2.) Boomers Like Debt – Unlike the previous generation, Boomers have proven that they are willing to pay, and borrow for the lifestyle they want. The boomer generation has innovated everything from disposable diapers to SUV’s, they will innovate the idea of retirement homes.

3.) The Wealth Transfer – Not everyone is going to get rich. Boomers are estimated to get the biggest slice of the inheritance pie: $17.8 trillion. Distributed evenly, each of the 78 million US boomers get $228,205. But these inheritance dollars will not be distributed evenly. The 73.5% of the boomer cohort will likely join the wealthier classes. Within the next 15 years, 20.7 million boomers will become over $658,000 wealthier, and 57.3 million people will get less than $72,900 to boost their meager net worth/retirement. 20.7 million people may be able to afford luxury retirement residences if they innovate to fractional ownership, condo hotel, and private residence clubs. Whole ownership is going to be bid farther out of reach by the sheer mass of this population competing for prime property, a trend that is already under way.
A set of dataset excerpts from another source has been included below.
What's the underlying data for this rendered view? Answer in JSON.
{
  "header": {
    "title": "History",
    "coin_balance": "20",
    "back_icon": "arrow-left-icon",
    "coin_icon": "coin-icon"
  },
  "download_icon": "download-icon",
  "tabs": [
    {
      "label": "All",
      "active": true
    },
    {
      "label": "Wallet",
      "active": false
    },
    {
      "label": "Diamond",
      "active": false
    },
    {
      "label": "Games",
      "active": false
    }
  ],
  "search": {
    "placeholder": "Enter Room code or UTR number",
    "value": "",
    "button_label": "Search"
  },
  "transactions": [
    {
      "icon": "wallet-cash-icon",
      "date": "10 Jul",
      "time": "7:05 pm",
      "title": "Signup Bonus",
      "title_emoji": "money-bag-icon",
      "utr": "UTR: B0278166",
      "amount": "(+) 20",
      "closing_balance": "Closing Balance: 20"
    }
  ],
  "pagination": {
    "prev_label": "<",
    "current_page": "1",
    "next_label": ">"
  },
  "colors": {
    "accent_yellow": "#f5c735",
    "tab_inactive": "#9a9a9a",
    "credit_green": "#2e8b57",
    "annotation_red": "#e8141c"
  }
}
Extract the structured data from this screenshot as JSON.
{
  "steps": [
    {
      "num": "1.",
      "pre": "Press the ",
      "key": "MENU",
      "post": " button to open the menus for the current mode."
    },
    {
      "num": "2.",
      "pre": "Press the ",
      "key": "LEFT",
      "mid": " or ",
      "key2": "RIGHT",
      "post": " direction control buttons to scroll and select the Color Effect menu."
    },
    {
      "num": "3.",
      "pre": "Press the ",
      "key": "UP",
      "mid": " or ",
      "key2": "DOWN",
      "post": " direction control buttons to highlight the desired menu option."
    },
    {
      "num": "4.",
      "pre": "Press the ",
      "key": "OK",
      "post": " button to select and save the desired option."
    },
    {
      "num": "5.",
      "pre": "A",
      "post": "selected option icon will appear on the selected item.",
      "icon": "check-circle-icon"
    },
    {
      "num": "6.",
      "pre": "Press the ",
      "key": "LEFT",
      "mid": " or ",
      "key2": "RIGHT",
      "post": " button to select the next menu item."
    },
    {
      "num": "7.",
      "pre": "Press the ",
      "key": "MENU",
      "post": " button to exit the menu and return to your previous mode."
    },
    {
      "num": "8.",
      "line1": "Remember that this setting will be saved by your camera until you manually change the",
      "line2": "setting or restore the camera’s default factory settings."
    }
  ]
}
Boomers will need to get creative by purchasing a combination of a primary residence, Condo Hotel and Fractional and PRC ownership options, to more efficiently use their limited nest eggs and to have active and dynamic golden years.

Fast Facts:

• Traditional timeshare grew 21% to $7.87 billion in 2004, average price $15,784.
• High-end timeshare grew 22%, to $1.075 billion, average price $40,270, 50% of owners say they would buy more fractional shares in the future. Only 3% of US population currently owns fractional real estate interests.
• ARDA expects a 300% growth rate in Non-equity club memberships with average annual dues of $9800, and 4-8 weeks of fractional ownership.
• The average American worker gets 2.4 weeks of vacation, and will retire at age 62. Many boomers expect to continue to work, possibly in a different career after retirement.
• The $100,000+ income cohort is growing 8 times faster than any other income group in the USA. Mortgage leverage has also grown in recent years. These people have money and are not afraid to borrow to own more real estate and lifestyle.
• There are 142 fractional projects in the USA, 23% in Florida, 21% in Colorado. That’s 549,295 boomers for each project in supply.
• The most economical way to own more than one home, is to only own the piece you want to use.